3.5. Ablation Experiment
To further prove the efficacy of our method, we carry out ablation experiments on the GC10-DET dataset. We evaluate the effectiveness of the L2 regularization parameter (λ) in the model’s learning process for defect detection. Choosing a very small λ can lead to overfitting the model to the training data. If the parameter is too large, the model may lose its ability to capture complex patterns. In lightweight models like YOLOX-Tiny, a large λ parameter can weaken gradients and reduce sensitivity in detecting small defects. Choosing an intermediate value for the parameter enables the model to better detect small defects. The results of the experiments, presented in
Table 10, validate the selection of 1 × 10
−4 for the L2 regularization parameter in the loss function.
Table 11 shows the performance metrics for the inclusion defect type. This type of defect appears frequently in the GC10-DET Dataset, but its reduced size makes it difficult to detect.

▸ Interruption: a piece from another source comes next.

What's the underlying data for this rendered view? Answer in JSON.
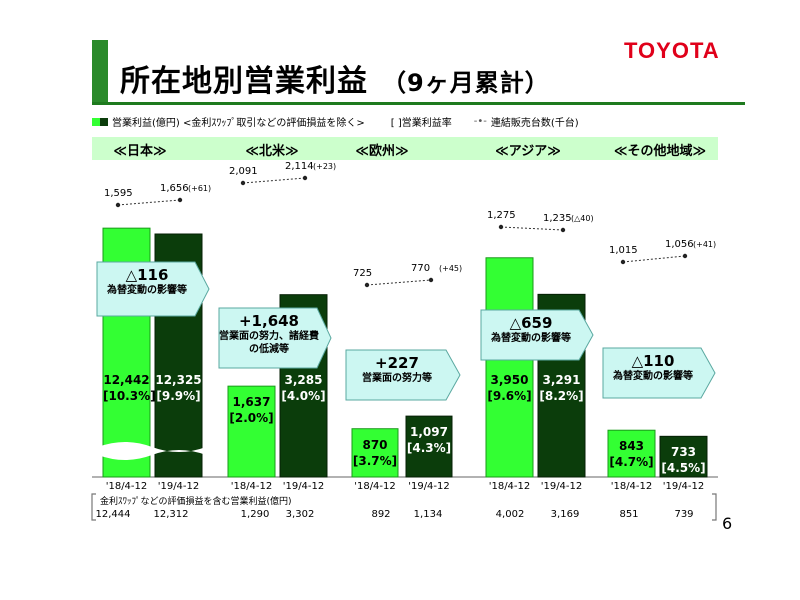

For this type of defect, it is observed that as the L2 regularization parameter increases, the precision metric decreases and the recall metric increases. The model incorrectly detects more regions as containing the defect (more false positives) but correctly classifies more regions as having the defect (fewer false negatives). The model exhibits optimal precision and balance with an L2 regularization parameter value of 1 × 10
−4. This corresponds to accurate detection of the existing defect, resulting in fewer false positives and false negatives, and consequently, a higher AP value (0.56318).
4. Conclusions
This paper successfully demonstrates the application of the YOLOx architecture for automated detection of surface defects in metallic plates. The methodology achieved robust performance, with mAP of 0.8375, validating the approach for industrial-quality control applications. The comprehensive evaluation revealed that defects with well-defined visual characteristics, such as crescent gaps, welding lines, and punching holes, achieve excellent detection rates (AP > 0.900), whereas subtle defects present ongoing challenges requiring future research attention. The conservative detection, which favors precision over recall, aligns well with industrial requirements.

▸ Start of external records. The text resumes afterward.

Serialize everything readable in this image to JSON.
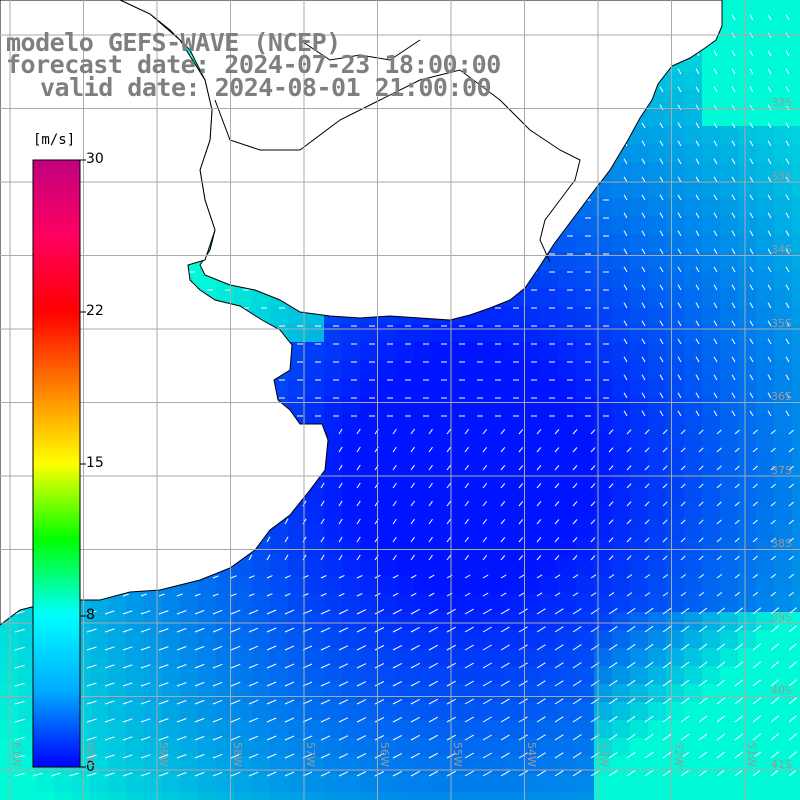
{
  "title": {
    "model": "modelo GEFS-WAVE (NCEP)",
    "forecast": "forecast date: 2024-07-23 18:00:00",
    "valid": "valid date: 2024-08-01 21:00:00"
  },
  "colorbar": {
    "unit": "[m/s]",
    "ticks": [
      "30",
      "22",
      "15",
      "8",
      "0"
    ],
    "range": [
      0,
      30
    ],
    "colors": [
      "#0000ff",
      "#00aaff",
      "#00ffff",
      "#00ff00",
      "#ffff00",
      "#ff8000",
      "#ff0000",
      "#ff0060",
      "#c00080"
    ]
  },
  "lat_labels": [
    "32S",
    "33S",
    "34S",
    "35S",
    "36S",
    "37S",
    "38S",
    "39S",
    "40S",
    "41S"
  ],
  "lon_labels": [
    "61W",
    "60W",
    "59W",
    "58W",
    "57W",
    "56W",
    "55W",
    "54W",
    "53W",
    "52W",
    "51W"
  ],
  "map": {
    "land_color": "#ffffff",
    "coast_color": "#000000",
    "grid_color": "#aaaaaa"
  }
}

The main contributions of this paper include a comprehensive evaluation across seven defect types, a practical validation for real-world metallic surface inspection, and the demonstration of the YOLOX-Tiny model’s effectiveness in real-time industrial applications. The obtained results show a perfect balance between speed and accuracy in defect detection.
The developed system establishes a solid foundation for automated metallic surface inspection, contributing both methodological frameworks and practical solutions for industrial implementation.